Even Ethereum co-founder Vitalik Buterin jumped into the discussion to admit he had used Tornado Cash to obfuscate donations to the Ukraine war effort – not, he claims, to protect himself, but to protect recipients in Ukraine.
This is a problem not just ethically, but legally. OFAC's sanction, and even more so subsequent attempts by the likes of Github to squelch the Tornado Cash code, may point to intense internal contradictions in U.S. law. It's not quite fair to blame OFAC singularly for this: A regulators' job is, generally, to attack a single problem rather than to think through the broader consequences.
Responsibility for the big picture falls instead mostly to legislators and, particularly in this case, the judiciary.
Is code speech?
From a legal standpoint, understanding what Tornado Cash does may be less important than understanding what it is. It is not a company or a human or even a machine with a physical presence. It is open-source code – text, commands, numbers and words – that executes a certain scheme of commands when compiled and deployed in its intended environment.
Tornado Cash, then, is a network of peer-to-peer channels, rather than a discrete company, entity or service. So while the sanctioning document targets Tornado Cash by name, and lays out a series of specific Ethereum addresses associated with it, the code could in principle be redeployed under a different name and utilizing different addresses. It seems likely this would set up a kind of "whack-a-mole" situation as new iterations of Tornado Cash are sanctioned as quickly as they appear.
That could hint at why someone may have leaned on Github owner Microsoft (MSFT) to ban Semenov. The real threat here isn't the operational Tornado Cash service on Ethereum, but the infinitely and freely replicable code that makes it work.
That means OFAC faces a serious constitutional challenge in trying to quash it: As the Washington D.C. lobbying group Coin Center has pointed out, various legal judgments have concluded that both money and computer code can be forms of speech protected by the First Amendment.
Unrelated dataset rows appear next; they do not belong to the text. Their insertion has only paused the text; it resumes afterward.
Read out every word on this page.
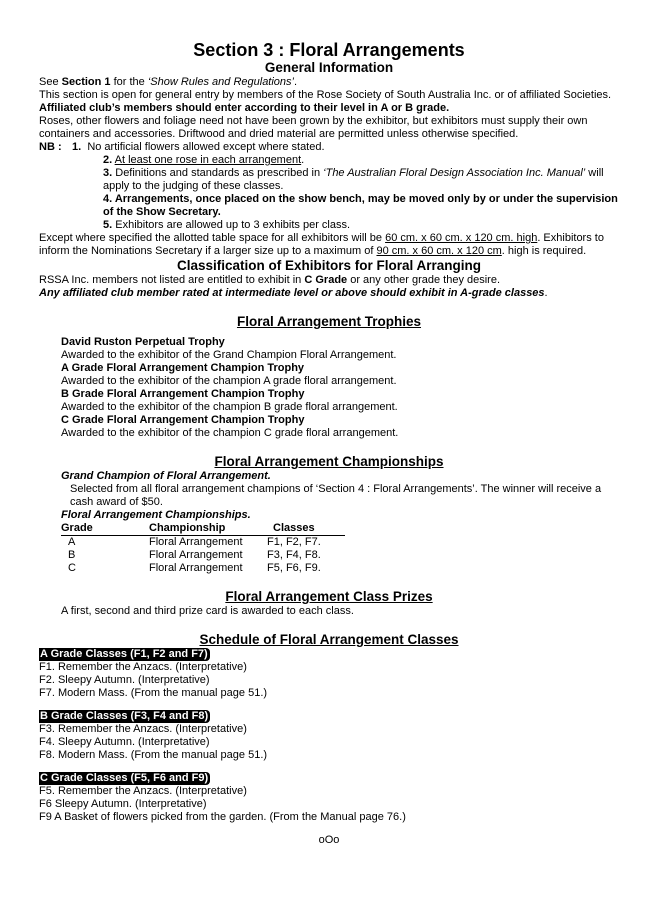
Section 3 : Floral Arrangements
General Information

See Section 1 for the ‘Show Rules and Regulations’.

This section is open for general entry by members of the Rose Society of South Australia Inc. or of affiliated Societies.

Affiliated club’s members should enter according to their level in A or B grade.

Roses, other flowers and foliage need not have been grown by the exhibitor, but exhibitors must supply their own containers and accessories. Driftwood and dried material are permitted unless otherwise specified.

NB : 1. No artificial flowers allowed except where stated.

2. At least one rose in each arrangement.

3. Definitions and standards as prescribed in ‘The Australian Floral Design Association Inc. Manual’ will apply to the judging of these classes.

4. Arrangements, once placed on the show bench, may be moved only by or under the supervision of the Show Secretary.

5. Exhibitors are allowed up to 3 exhibits per class.

Except where specified the allotted table space for all exhibitors will be 60 cm. x 60 cm. x 120 cm. high. Exhibitors to inform the Nominations Secretary if a larger size up to a maximum of 90 cm. x 60 cm. x 120 cm. high is required.

Classification of Exhibitors for Floral Arranging

RSSA Inc. members not listed are entitled to exhibit in C Grade or any other grade they desire.

Any affiliated club member rated at intermediate level or above should exhibit in A-grade classes.

Floral Arrangement Trophies

David Ruston Perpetual Trophy

Awarded to the exhibitor of the Grand Champion Floral Arrangement.

A Grade Floral Arrangement Champion Trophy

Awarded to the exhibitor of the champion A grade floral arrangement.

B Grade Floral Arrangement Champion Trophy

Awarded to the exhibitor of the champion B grade floral arrangement.

C Grade Floral Arrangement Champion Trophy

Awarded to the exhibitor of the champion C grade floral arrangement.

Floral Arrangement Championships

Grand Champion of Floral Arrangement.

Selected from all floral arrangement champions of ‘Section 4 : Floral Arrangements’. The winner will receive a cash award of $50.

Floral Arrangement Championships.

Grade	Championship	Classes
A	Floral Arrangement	F1, F2, F7.
B	Floral Arrangement	F3, F4, F8.
C	Floral Arrangement	F5, F6, F9.
Floral Arrangement Class Prizes

A first, second and third prize card is awarded to each class.

Schedule of Floral Arrangement Classes
A Grade Classes (F1, F2 and F7)

F1. Remember the Anzacs. (Interpretative)

F2. Sleepy Autumn. (Interpretative)

F7. Modern Mass. (From the manual page 51.)

B Grade Classes (F3, F4 and F8)

F3. Remember the Anzacs. (Interpretative)

F4. Sleepy Autumn. (Interpretative)

F8. Modern Mass. (From the manual page 51.)

C Grade Classes (F5, F6 and F9)

F5. Remember the Anzacs. (Interpretative)

F6 Sleepy Autumn. (Interpretative)

F9 A Basket of flowers picked from the garden. (From the Manual page 76.)

oOo
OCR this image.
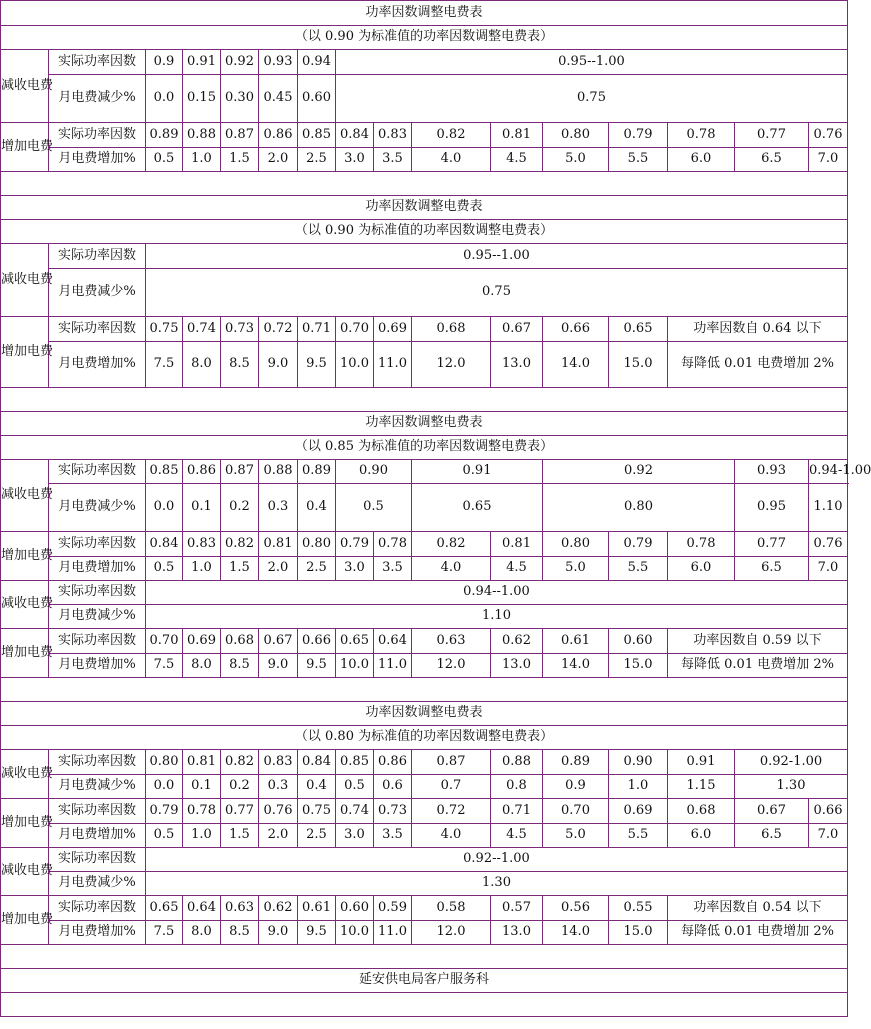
功率因数调整电费表															
（以 0.90 为标准值的功率因数调整电费表）															
减收电费	实际功率因数	0.9	0.91	0.92	0.93	0.94	0.95--1.00								
	月电费减少%	0.0	0.15	0.30	0.45	0.60	0.75								
增加电费	实际功率因数	0.89	0.88	0.87	0.86	0.85	0.84	0.83	0.82	0.81	0.80	0.79	0.78	0.77	0.76
	月电费增加%	0.5	1.0	1.5	2.0	2.5	3.0	3.5	4.0	4.5	5.0	5.5	6.0	6.5	7.0

功率因数调整电费表															
（以 0.90 为标准值的功率因数调整电费表）															
减收电费	实际功率因数	0.95--1.00													
	月电费减少%	0.75													
增加电费	实际功率因数	0.75	0.74	0.73	0.72	0.71	0.70	0.69	0.68	0.67	0.66	0.65	功率因数自 0.64 以下		
	月电费增加%	7.5	8.0	8.5	9.0	9.5	10.0	11.0	12.0	13.0	14.0	15.0	每降低 0.01 电费增加 2%		

功率因数调整电费表															
（以 0.85 为标准值的功率因数调整电费表）															
减收电费	实际功率因数	0.85	0.86	0.87	0.88	0.89	0.90		0.91		0.92			0.93	0.94-1.00
	月电费减少%	0.0	0.1	0.2	0.3	0.4	0.5		0.65		0.80			0.95	1.10
增加电费	实际功率因数	0.84	0.83	0.82	0.81	0.80	0.79	0.78	0.82	0.81	0.80	0.79	0.78	0.77	0.76
	月电费增加%	0.5	1.0	1.5	2.0	2.5	3.0	3.5	4.0	4.5	5.0	5.5	6.0	6.5	7.0
减收电费	实际功率因数	0.94--1.00													
	月电费减少%	1.10													
增加电费	实际功率因数	0.70	0.69	0.68	0.67	0.66	0.65	0.64	0.63	0.62	0.61	0.60	功率因数自 0.59 以下		
	月电费增加%	7.5	8.0	8.5	9.0	9.5	10.0	11.0	12.0	13.0	14.0	15.0	每降低 0.01 电费增加 2%		

功率因数调整电费表															
（以 0.80 为标准值的功率因数调整电费表）															
减收电费	实际功率因数	0.80	0.81	0.82	0.83	0.84	0.85	0.86	0.87	0.88	0.89	0.90	0.91	0.92-1.00	
	月电费减少%	0.0	0.1	0.2	0.3	0.4	0.5	0.6	0.7	0.8	0.9	1.0	1.15	1.30	
增加电费	实际功率因数	0.79	0.78	0.77	0.76	0.75	0.74	0.73	0.72	0.71	0.70	0.69	0.68	0.67	0.66
	月电费增加%	0.5	1.0	1.5	2.0	2.5	3.0	3.5	4.0	4.5	5.0	5.5	6.0	6.5	7.0
减收电费	实际功率因数	0.92--1.00													
	月电费减少%	1.30													
增加电费	实际功率因数	0.65	0.64	0.63	0.62	0.61	0.60	0.59	0.58	0.57	0.56	0.55	功率因数自 0.54 以下		
	月电费增加%	7.5	8.0	8.5	9.0	9.5	10.0	11.0	12.0	13.0	14.0	15.0	每降低 0.01 电费增加 2%		

延安供电局客户服务科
In the case of money, that seems to particularly apply to monetary political donations.
That puts Semenov in the company of both Johannes Trithemius and, more recently, Phil Zimmerman, the inventor of PGP encryption, an effectively unbreakable public-key encryption scheme. Zimmerman released PGP in 1991, declaring it "guerilla freeware." But within months the National Security Agency had declared PGP a sanctioned "munition" so dangerous for warfare that it shcould not be legally distributed.
Zimmerman fought a multi-year legal battle before two federal court decisions in 1996 declared that the encryption techniques were protected by the First Amendment. It seems plausible that a similar conclusion might be reached by courts considering OFAC's actions against the Tornado Cash code.
This is a fundamental dilemma for the U.S., and even for global jurisprudence and social structure. There are very good reasons to not want North Korea or anyone else to be able to freely conceal global financial activity.
But is doing so worth sacrificing the values America purports to stand for?